帰路についた二人は一旦寮にて着替えの為に別れた。一般的な服装に着替えて少し休憩の後にエルフ領の話で盛り上がろうといった計画である。一旦シャワーを浴びて準備を終わらせたエルフレッドは学園の課題もそこそこに正門前へと繰り出した。大分早い出発だったが少し前を歩くリュシカの姿を見つけて駆け足で近寄り声を掛ける。
「リュシカ。早かったな」
「エルフレッド。ハハハ!実はエルフ領の訪問で心が踊ってしまってな準備の後に時間が出来たが、直ぐに飛び出してしまったのだ。今日に関しては正解だったな」
少し幼く見える満面の笑みで出迎えた彼女に「そうかもしれんな。予定より長く話せそうだ」と微笑んで横に並んだ。第二層にある庶民的な店の中でリュシカが気になっているところがあったのだ。

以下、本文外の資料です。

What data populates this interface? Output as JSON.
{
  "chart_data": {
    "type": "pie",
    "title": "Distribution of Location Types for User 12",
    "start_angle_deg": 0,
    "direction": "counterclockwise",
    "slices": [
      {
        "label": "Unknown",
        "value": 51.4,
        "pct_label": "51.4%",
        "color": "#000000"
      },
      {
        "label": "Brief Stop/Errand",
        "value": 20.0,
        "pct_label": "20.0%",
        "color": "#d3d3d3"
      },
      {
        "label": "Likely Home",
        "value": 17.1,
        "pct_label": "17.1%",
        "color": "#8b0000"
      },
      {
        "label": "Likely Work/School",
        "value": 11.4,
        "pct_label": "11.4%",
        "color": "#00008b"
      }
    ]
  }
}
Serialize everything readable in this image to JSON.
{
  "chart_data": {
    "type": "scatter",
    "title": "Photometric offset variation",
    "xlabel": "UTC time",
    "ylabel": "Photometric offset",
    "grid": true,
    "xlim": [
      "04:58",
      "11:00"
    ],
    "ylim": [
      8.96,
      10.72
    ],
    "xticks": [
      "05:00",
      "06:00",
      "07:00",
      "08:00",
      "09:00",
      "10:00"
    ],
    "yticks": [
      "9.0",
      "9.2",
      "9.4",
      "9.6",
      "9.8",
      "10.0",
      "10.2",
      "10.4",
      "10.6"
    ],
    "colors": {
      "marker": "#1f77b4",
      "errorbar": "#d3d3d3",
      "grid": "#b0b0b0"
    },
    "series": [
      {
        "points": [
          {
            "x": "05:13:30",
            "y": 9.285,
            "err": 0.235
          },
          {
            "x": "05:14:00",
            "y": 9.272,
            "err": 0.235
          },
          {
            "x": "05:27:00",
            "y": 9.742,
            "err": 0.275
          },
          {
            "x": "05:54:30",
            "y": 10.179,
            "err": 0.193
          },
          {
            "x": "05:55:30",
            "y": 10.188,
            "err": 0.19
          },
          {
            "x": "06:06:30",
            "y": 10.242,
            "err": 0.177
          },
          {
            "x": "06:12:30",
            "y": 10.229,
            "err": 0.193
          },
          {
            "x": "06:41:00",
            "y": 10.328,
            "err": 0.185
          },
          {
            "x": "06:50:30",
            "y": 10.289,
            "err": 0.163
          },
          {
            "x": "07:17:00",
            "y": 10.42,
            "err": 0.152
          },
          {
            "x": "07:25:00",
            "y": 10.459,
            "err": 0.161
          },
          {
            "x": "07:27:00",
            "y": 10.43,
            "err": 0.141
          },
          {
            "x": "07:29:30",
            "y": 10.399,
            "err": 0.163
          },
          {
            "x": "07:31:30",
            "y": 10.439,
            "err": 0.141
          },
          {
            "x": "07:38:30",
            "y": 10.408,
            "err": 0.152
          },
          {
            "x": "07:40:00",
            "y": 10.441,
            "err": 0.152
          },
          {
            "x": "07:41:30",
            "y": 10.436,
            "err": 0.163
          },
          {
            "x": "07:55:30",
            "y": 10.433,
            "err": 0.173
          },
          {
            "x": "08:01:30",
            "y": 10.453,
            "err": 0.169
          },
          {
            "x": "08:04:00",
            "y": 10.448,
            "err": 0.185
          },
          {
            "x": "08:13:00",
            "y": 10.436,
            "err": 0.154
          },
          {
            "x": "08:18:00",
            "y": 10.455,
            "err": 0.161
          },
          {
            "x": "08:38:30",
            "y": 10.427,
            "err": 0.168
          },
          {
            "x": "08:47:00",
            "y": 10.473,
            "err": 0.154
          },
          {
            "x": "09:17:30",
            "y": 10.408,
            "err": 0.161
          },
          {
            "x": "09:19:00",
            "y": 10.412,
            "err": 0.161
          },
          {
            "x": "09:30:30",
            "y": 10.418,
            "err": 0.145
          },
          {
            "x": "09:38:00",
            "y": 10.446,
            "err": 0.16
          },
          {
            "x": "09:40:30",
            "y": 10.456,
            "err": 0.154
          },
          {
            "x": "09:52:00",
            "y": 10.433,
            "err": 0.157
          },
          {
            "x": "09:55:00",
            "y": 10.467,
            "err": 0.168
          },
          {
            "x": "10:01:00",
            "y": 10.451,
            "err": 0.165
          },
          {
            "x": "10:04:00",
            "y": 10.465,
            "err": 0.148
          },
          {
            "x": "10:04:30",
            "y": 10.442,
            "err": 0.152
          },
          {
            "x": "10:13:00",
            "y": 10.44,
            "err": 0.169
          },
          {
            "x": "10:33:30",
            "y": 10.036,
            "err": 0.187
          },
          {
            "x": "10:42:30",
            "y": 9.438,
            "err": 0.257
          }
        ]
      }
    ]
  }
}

「今日はありがとう。エルフ領で見たものは幻想的で美しいものばかりだった。特にあの精霊が産まれる精霊樹だったか?柔らかな光が木の隙間から飛び出して雪のようにフワフワと舞う様は生涯忘れることはないだろう」
「それは良かった。俺も連れて行った甲斐があったというものだ。それにしても庶民的な場所ばかり選んでもらっているが気疲れなどはないか?俺が反対の立場ならば若干戸惑うこともあるものだが......」
エルフレッドの元平民という感覚は幾ら貴族として過ごしても簡単には無くならない。普段、公式の場では完璧に振る舞ってみせているが、それは謂わば作られた物だ。例えばリュシカのように普段の生活から染み付いた自然の作法とは違う。そこに慣れはあれど気疲れしない訳ではないのである。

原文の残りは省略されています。